//August 5, 2014
Have you heard the news?
Gov. Martin J. O’Malley, in an appearance on Fusion, an English language news and satire network aimed at U.S. Hispanics, told Jorge Ramos that he is “seriously considering” running for president in 2016.
Gov. O’Malley tells @jorgeramosnews he is seriously considering running for president in 2016: http://t.co/c7pqFsZTcI pic.twitter.com/bhTqMcAZIi
— Fusion (@ThisIsFusion) August 5, 2014
It would have been news had it not been for one simple fact: O’Malley has said it before.
Lots of times.
Less than one month ago, O’Malley sat down with the Los Angeles Times following an appearance in Iowa and used practically the exact same phrase.
“I’m seriously considering it,” he told them in a Q&A interview.
In February, the two-term Democratic Maryland governor told The Washington Post that not only was he seriously considering it, he had a responsibility to consider running for president.

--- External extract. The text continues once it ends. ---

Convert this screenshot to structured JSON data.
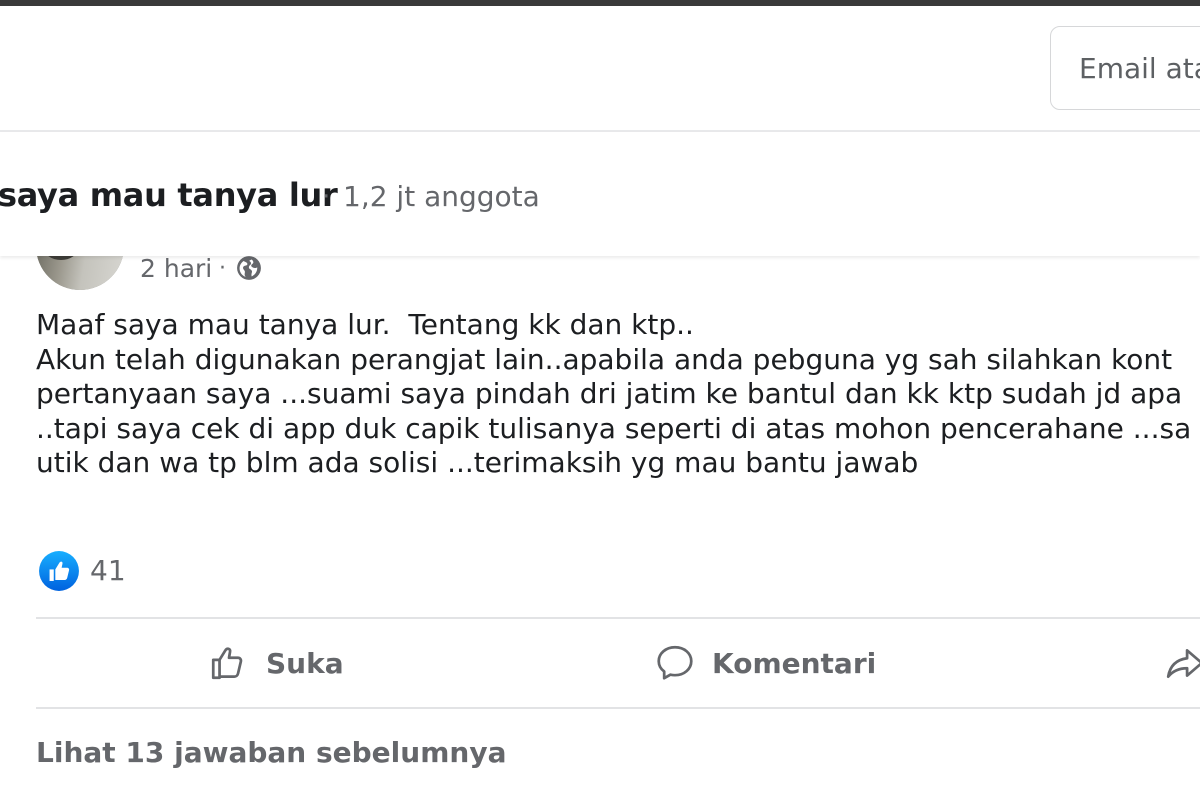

“I have a great deal of respect for Hillary Clinton,” O’Malley told the paper in that interview. “But for my own part, I have a responsibility to prepare and to address the things that I feel a responsibility to address. .?.?. To squander this important period of preparation because of horse-race concerns and handicapping concerns is just not a very productive use of energy. .?.?. Right now, I’m going to keep doing what I’m doing — the thought work and the preparation work.”
Nearly a year before that, he told the Baltimore Sun in an April 10, 2013 story that he was giving serious consideration to running.
“I need to be spending a lot more energy and time giving serious consideration and preparation to what — if anything — I might have to offer should I decide to run for president in 2016,” O’Malley said during a wide-ranging interview with editors of The Baltimore Sun.
The next iteration came 15 days later, during a trip to Israel.
“I plan for the latter half of this year to dedicate some more thought time — reflection time — to the question of whether or not I would run in 2016,” O’Malley, a former mayor of Baltimore, said in the story.
And then there was the formation of the O’ Say Can You See PAC, O’Malley’s federal political action committee which is also known as O’PAC.
Trips to Iowa and New Hampshire–states key to presidential primaries–have reinforced the seriousness of his consideration.
So far, polling has forecast serious obstacles, including a 2013 poll in Iowa in which one political consultant said O’Malley was “little more than a footnote” and a Gallup national poll last month that showed nearly 70 percent of those surveyed had never heard of O’Malley.
Buried in the Ramos interview was a pretty savvy question in which O’Malley was asked if he was writing a book—sometimes a precursor to an actual candidacy announcement.
The governor deftly dodged the question, responding only that he’s always writing.
And when he’s not, he’s seriously considering a run for president in 2016.